Zirin has published numerous books on such episodes. In A People's History, Zirin organizes the material around a second theme, which we could say is the professionalization and commodification of sports, the ways in which sports activities have become a multi-billion dollar industry. Even if one does not associate sports with cultural backlash, the big three--baseball, basketball, and football--often present a spectacle of overpaid and spoiled athletes with little concern for the ways that the owners fleece the fans. In other works, Zirin advances a convincing case that this viewpoint implicitly accepts the standpoint of sports' management, as an ideological leverage against players, and more importantly, players' unions (see here, and this piece doesn't even touch the way that the owners so often fleece the public by demanding publicly funded sports complexes). 
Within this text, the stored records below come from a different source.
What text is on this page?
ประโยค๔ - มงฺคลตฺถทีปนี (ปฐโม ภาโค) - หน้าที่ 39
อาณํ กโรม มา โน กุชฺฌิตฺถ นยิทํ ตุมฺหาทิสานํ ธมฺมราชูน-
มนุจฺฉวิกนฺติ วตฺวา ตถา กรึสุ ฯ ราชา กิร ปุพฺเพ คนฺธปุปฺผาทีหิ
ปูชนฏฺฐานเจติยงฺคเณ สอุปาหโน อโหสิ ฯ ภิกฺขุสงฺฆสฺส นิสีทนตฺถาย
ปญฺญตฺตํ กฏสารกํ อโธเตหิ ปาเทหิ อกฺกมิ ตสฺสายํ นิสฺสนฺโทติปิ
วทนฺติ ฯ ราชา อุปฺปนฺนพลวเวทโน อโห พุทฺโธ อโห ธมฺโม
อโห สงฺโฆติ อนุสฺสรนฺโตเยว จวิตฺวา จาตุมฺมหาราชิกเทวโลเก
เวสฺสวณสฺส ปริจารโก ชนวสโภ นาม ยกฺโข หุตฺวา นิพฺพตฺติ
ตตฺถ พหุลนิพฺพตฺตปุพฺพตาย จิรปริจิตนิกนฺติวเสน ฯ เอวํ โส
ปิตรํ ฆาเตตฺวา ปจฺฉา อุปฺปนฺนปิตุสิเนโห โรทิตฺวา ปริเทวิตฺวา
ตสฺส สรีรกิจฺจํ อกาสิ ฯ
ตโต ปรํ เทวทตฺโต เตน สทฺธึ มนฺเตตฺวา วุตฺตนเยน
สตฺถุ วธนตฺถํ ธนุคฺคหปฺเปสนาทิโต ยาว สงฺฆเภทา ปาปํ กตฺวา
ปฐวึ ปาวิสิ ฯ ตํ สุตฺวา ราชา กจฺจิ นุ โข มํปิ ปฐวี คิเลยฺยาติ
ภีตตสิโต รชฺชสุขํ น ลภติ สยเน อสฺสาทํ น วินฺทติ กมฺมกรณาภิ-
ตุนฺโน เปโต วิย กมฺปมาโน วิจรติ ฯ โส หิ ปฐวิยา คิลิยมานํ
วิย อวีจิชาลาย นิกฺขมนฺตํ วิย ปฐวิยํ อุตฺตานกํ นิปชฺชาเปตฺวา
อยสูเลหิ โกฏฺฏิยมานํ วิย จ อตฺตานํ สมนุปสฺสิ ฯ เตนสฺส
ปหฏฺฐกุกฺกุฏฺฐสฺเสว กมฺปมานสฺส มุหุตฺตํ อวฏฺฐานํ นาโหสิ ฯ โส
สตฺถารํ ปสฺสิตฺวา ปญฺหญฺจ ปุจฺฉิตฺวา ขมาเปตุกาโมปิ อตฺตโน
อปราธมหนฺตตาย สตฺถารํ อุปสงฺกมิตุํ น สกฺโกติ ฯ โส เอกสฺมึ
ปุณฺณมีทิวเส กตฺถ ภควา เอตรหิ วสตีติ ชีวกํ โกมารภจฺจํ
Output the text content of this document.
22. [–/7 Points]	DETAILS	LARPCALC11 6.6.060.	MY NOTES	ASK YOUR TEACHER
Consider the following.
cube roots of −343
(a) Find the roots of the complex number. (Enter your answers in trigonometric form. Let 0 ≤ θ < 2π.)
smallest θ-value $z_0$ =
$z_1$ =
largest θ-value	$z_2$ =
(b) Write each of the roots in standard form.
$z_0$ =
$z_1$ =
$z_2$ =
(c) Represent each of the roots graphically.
In A People's History, Zirin seeks to explain how we got here by showing that sports are imbricated in society at large; hence when society enters into a phase of intensifying social struggle, athletes will also (although it is interesting to note how often the sports-writing establishment consistently sides with the backlash). To summarize, from Zirin:
Driven by twenty-four-hour cable television and an expanding global audience, the 1980s saw a deluge of dollars flow into sports. But it's hard not to see sports in the 1980s following a pattern we have already seen in the 1920s and 1950s. In those decades, the sports explosion occurred against a backdrop of a nation weary from war, well heeled from economic recovery, and enjoying the spread of new leisure technologies: radio in the twenties and television in the fifties. The eighties held similar dynamics, with cable television being the techno-bauble of the decade. But while all three eras share similar terrains, the stronger thread is an environment feeding on political backlash (211).
In many ways, sports has not yet recovered from this political backlash, what I would say is the backlash of neoliberalism. New media technologies have made sports even more attractive for capital. Today, for instance, the same thing that makes, for instance, watching baseball fun--the suspense concerning the outcome, the wild and remarkable plays (good and bad)--makes it attractive for television advertising, since a game is best watched as it unfolds, unlike so much television which can be downloaded later. In the recent sale of the Los Angeles Dodgers, for $2.15 billion (more than twice the price of the previous sale, that of the Chicago Cubs), the price is still dwarfed by the estimated value of television rights alone (this article puts the rights at $4 billion).

Nevertheless, beyond A People's History, Zirin has continued to chronicle the intersections of sports and politics; that athletes have drawn connections between their labor struggles (the NBA lockout, for instance, turned on the treatment and remuneration of role players) and the Occupy movement, or taken on issues of race and violence (here and here), may yet prove that sports could again be, as Zirin writes, a "motor for inclusion" and resistance.